Patients may not recognize sicca symptoms as abnormal or important. They often fail to mention sicca symptoms to PCPs. Sicca is more complex than just dryness. If patients answer NO to “do you have dry eyes or dry mouth?” ask the following quick questions:

                     EYE

Gritty, "sand in eyes" sensation?

Foreign body sensation?

Pain, burning

Blurring, blinking to correct vision?

Restasis, Xiidra or artificial tears > tid?

                     ORAL

Trouble speaking?

Need liquids to swallow food?                                                                   

Food or pills get stuck?     

     

Severe, unexplained caries?                          

80% of Sjogren’s patients have sicca at presentation. This means that 20% do not. (3)

Conversely, not all sicca is due to Sjogren’s. Other causes include medications, radiation treatment, diabetes, HCV, HIV, sarcoidosis, amyloidosis, IgG-4 syndrome and others. Fibromyalgia is often associated with a dry eye sensation, or may be the diagnosis given to patients with incomplete Sjogren's presentations. Rheumatology expertise is helpful to sort through the possibilities. 

STEP 3 : PHYSICAL EXAMINATION 

  • Skin - overt signs of dryness. Cutaneous vasculitis or annular erythema/ subcutaneous lupus.  Raynaud’s phenomenon

  • Head and neck - Palpate for adenopathy, parotid swelling/masses

  • Oral - saliva under tongue, dental decay, bright red tongue often seen with candida (vs. cottage cheese appearance). 

  • Eyes - most changes are seen using special dyes and slit lamp exam. 
    Blepharitis/ conjunctival erythema may be noted on gross exam.  

  • Heart and lungs - crackles may indicate interstitial lung disease.

  • GI - diffuse, mild tenderness common. Palpate RUQ and epigastric area for focal tenderness (less common)

  • GU - tenderness w/ bladder palpation

  • Neuro - Note gait, sensory changes hands and feet. If tachycardia, or reports of syncope or pre-syncope, arrange follow-up evaluation for CV dysautonomias.

  • Ortho -  joints, esp. hands and feet, for tenderness and swelling.   

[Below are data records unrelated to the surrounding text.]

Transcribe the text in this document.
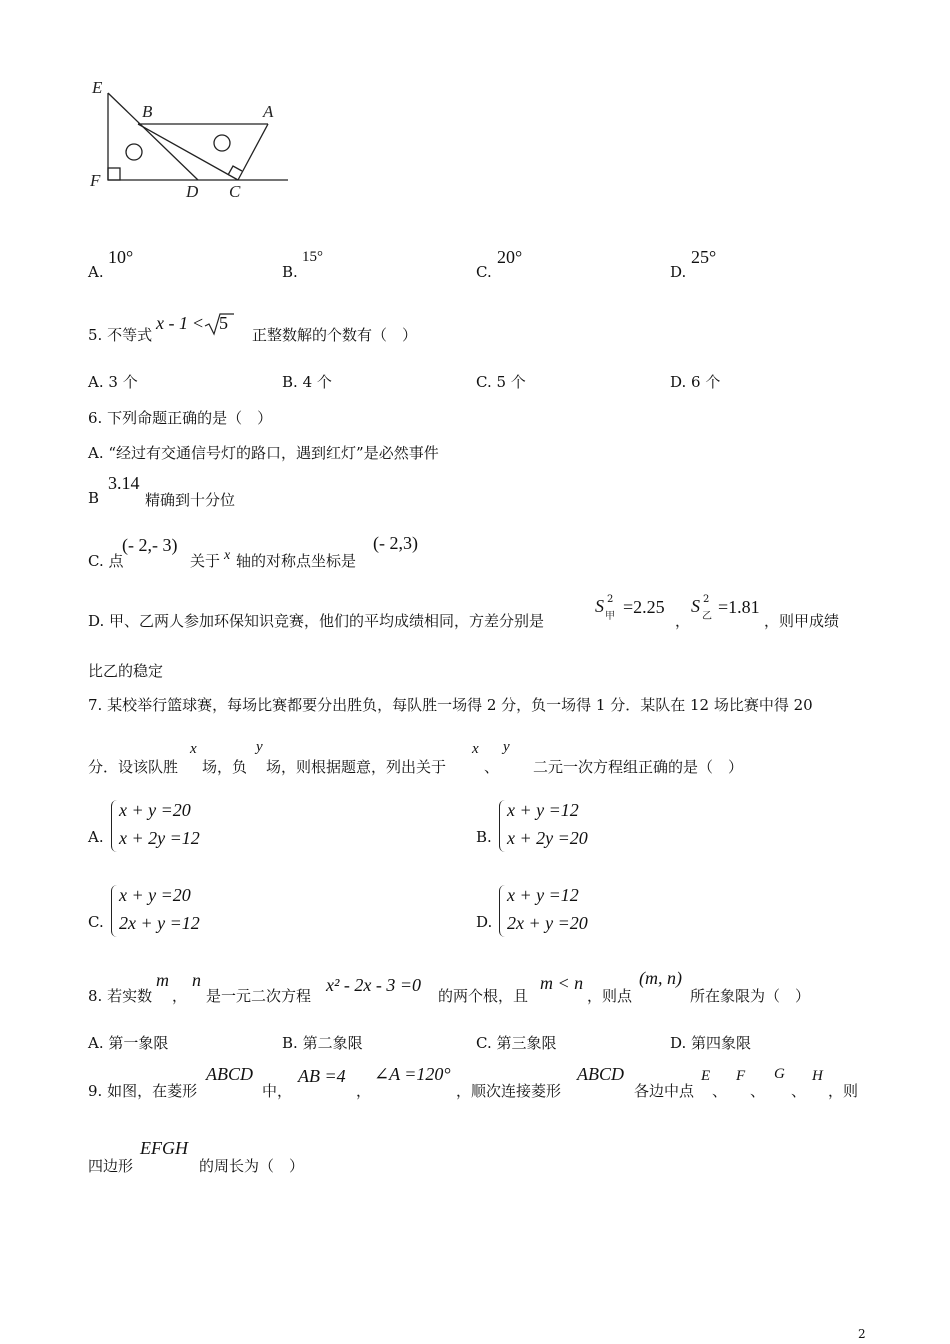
E
B	A
F
D C
A.
10°
B.
15°
C.
20°
D.
25°
5. 不等式
x - 1 < 5
正整数解的个数有（　）
A. 3 个	B. 4 个	C. 5 个	D. 6 个
6. 下列命题正确的是（　）
A. “经过有交通信号灯的路口，遇到红灯”是必然事件
B
3.14
精确到十分位
C. 点
(- 2,- 3)
关于 x 轴的对称点坐标是
(- 2,3)
D. 甲、乙两人参加环保知识竞赛，他们的平均成绩相同，方差分别是
S 2
甲 =2.25
，
S 2
乙 =1.81
，则甲成绩
比乙的稳定
7. 某校举行篮球赛，每场比赛都要分出胜负，每队胜一场得 2 分，负一场得 1 分．某队在 12 场比赛中得 20
分．设该队胜
x
场，负
y
场，则根据题意，列出关于
x
、
y
二元一次方程组正确的是（　）
A.
x + y =20
x + 2y =12	B.
x + y =12
x + 2y =20
C.
x + y =20
2x + y =12	D.
x + y =12
2x + y =20
8. 若实数
m
，
n
是一元二次方程
x² - 2x - 3 =0
的两个根，且
m < n
，则点
(m, n)
所在象限为（　）
A. 第一象限	B. 第二象限	C. 第三象限	D. 第四象限
9. 如图，在菱形
ABCD
中，
AB =4
，
∠A =120°
，顺次连接菱形
ABCD
各边中点
E
、
F
、
G
、
H
，则
四边形
EFGH
的周长为（　）
2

Sjogren’s patients tend to look well, even when they feel quite ill.  Routine physical examination may be completely normal.
 

STEP 4 : Initial Labs (suggested)

Order Initial Sjogren’s labs if Sjogren’s triad or red flags. Also consider when common presenting complaints are: 

  • Scattered, multisystem

  • Persistent or recurring

  • Associated with fatigue, pain and/or sicca
     

 A positive family history of any autoimmune disease should tip the scale toward evaluation.

Initial Sjogren's Labs

  •  ANA, SSA, SSB, CCP, RF, ESR, CRP    (titers not ~ disease severity)    

  •  CBC with diff and platelets,  serum potassium, LFTs

  •  UA, Random urine protein/Cr

  •  HIV, HEP C       

  •  Minor salivary gland biopsy (MSGB)- if SSA  negative- Usually via rheumatology consult.

STEP 5: Referral to a rheumatologist  
 

Even if your patient has a textbook Sjogren’s presentation and a positive SSA, a rheumatologist with Sjogren’s expertise should confirm the diagnosis as well as look for other rheumatologic diseases that often co-exist with Sjogren's. Most rheumatologists prefer completion of preliminary lab work prior to referral. They typically often order additional tests for further evaluation. 

 

The role of Classification Criteria vs. clinical diagnosis   

Unfortunately, a significant number of rheumatologists remain out of touch with present-day Sjogren’s diagnosis and treatment. Some are unaware of the limitations of the Classification Criteria and use them as a stringent requirement for diagnosis. As a referring provider, it is important that you understand that Classification Criteria are NOT diagnostic criteria. Sjogren's is a clinical diagnosis that is supported by, but cannot be rule out by, the tests used for classification.
 

Sjogren’s patients may be quite ill. Sjogren's is common, serious, and always systemic. Many patients develop serious complications. They deserve timely diagnosis and specialty care.  

I often I hear stories from other patients who are (incorrectly) told that they can’t have the disease without a positive test for Sjogren’s antibodies. Even with a Sjogren’s diagnosis, some patients are told that they don’t need special care, or that the disease is not serious.  If a patient runs into these roadblocks, they should seek a second opinion from a Rheumatologist who is more experienced with Sjogren’s.